PETER RHODES on the fad for fancy servings, curious objects in other folk's homes and the secret life of mice.
RENTING a cottage, like this one in Devon, introduces you to the strange objects other people live with. Like the frying pan with a ludicrously long and heavy handle that refuses to sit upright on the range. Or the thing that looks like a chopping board but is marked "not suitable for chopping." And who invented these bathroom taps which are a shiny silver ball, impossible to turn on or off with soapy hands?
BUT at least the cottage's sinks and baths have proper plugs on chains instead of those new-fangled plungers that never properly work. You may recall a few years ago I launched the Campaign for Reliable Authentic Plumbing which never really took off. Doomed by its own initials, I fear.
A YOUNG lad, seeing my tackle bag and rod, stopped me in Beer high street and asked how the fishing was going, and whether I had any tips. I told him it was going much the same as usual. I offered him the tip, based on 40 years of fishing down here, that if there are mackerel in the bay you will catch them, but if there are no mackerel in the bay you will not. I'm not a very good angler but I'd be a brilliant angling consultant.
IT occurs to me, squeezing between the obesity-epidemic victims on the beach, that some roly-polys may be deliberately increasing their bulk because the greater your surface area, the more tattoos you can have. Eat up, Elsie, there's almost room for another butterfly.
THE continuing fad for restaurants serving food on anything except a plate marches briskly on.
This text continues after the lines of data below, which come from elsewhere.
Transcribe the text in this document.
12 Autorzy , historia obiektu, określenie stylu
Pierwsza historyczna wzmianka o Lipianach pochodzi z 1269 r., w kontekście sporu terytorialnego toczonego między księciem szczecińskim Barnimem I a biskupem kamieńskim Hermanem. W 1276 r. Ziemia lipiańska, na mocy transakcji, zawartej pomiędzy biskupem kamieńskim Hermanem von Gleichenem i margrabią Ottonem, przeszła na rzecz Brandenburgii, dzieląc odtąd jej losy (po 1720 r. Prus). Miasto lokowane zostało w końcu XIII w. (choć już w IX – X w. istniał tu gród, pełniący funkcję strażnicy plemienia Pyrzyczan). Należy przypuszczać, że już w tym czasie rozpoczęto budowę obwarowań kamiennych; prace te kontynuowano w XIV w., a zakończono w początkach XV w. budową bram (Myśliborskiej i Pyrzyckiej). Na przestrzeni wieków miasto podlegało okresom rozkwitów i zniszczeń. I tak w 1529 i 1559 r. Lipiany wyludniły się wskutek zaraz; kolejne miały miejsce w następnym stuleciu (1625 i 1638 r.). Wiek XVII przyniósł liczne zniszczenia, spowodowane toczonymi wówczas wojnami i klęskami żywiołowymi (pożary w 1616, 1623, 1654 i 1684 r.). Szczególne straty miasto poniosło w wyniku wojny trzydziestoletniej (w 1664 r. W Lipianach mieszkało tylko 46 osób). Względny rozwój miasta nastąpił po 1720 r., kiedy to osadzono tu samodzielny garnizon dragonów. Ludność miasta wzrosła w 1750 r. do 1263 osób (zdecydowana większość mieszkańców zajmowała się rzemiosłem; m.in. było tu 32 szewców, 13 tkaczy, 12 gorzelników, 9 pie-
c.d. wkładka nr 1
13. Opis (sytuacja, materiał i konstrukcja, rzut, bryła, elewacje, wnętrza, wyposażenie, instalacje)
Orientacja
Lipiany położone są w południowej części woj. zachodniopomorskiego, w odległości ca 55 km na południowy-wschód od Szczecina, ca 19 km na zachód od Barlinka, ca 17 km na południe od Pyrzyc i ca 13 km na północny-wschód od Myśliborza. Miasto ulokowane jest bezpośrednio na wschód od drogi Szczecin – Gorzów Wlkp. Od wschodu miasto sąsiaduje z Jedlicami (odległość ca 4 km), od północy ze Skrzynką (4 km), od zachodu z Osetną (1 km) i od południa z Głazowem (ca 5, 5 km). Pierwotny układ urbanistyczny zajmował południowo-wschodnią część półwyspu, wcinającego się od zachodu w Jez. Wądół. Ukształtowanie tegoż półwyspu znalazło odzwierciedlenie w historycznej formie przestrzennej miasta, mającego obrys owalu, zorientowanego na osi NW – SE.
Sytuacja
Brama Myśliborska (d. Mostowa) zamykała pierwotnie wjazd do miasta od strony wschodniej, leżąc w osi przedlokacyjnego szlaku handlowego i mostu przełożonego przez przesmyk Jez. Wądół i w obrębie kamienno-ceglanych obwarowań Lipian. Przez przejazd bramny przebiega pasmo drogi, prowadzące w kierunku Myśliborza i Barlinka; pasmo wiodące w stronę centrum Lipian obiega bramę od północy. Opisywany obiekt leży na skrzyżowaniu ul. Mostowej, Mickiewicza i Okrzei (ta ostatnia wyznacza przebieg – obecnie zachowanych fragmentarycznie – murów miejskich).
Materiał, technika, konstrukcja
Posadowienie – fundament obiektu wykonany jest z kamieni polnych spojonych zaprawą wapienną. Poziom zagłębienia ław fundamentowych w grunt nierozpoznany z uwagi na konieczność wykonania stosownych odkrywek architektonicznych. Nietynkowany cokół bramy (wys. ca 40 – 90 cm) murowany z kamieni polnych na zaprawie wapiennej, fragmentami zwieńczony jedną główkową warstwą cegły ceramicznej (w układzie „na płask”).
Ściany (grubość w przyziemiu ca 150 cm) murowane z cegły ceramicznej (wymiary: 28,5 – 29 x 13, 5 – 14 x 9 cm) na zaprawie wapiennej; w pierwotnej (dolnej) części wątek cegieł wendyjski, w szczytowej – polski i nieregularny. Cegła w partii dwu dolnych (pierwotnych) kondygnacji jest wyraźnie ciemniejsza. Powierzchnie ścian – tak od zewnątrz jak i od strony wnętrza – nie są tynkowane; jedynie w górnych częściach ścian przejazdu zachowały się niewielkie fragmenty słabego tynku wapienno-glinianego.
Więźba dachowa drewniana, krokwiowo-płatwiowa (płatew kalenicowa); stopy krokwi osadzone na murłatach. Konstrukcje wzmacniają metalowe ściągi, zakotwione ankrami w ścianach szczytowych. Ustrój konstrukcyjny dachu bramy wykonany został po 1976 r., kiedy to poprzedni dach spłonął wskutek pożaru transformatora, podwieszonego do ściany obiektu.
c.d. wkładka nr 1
So far we have seen steaks served on slabs of stone, bread served in flat caps and full English breakfasts served on shovels. You might think something as simple as beans on toast is immune from such fashions. Think again. The "beans on toast" I had for breakfast in a Devon cafe yesterday comprised four slices of toast with the portion of beans served separately in a china ramekin. So were these beans "on toast" in any meaningful sense? The lawyers would have a field day.
EIGHT thousand bank workers are to be sacked at the flick of a computer switch. The redundancies at HSBC remind us that, while banks may treat us customers with indifference, they reserve their real nastiness for their own loyal, hard-working and long-serving staff.
AFTER last year's beach holiday, I packed my fishing rods away in a big cardboard tube and left them for a year. Down here in Beer I tipped them out of the tube and a great cloud of what looked like confetti erupted over the yard. During the winter, in the quiet of the garden shed, a mouse had found her way to the end of the tube, chewed up the rod bags to make a nest, raised her brood, sent them out into the world and then vacated the premises. Do you ever wonder if, in the great, intergalactic scheme of things, our entire universe is no more than a cosy cocoon at the end of a big cardboard tube?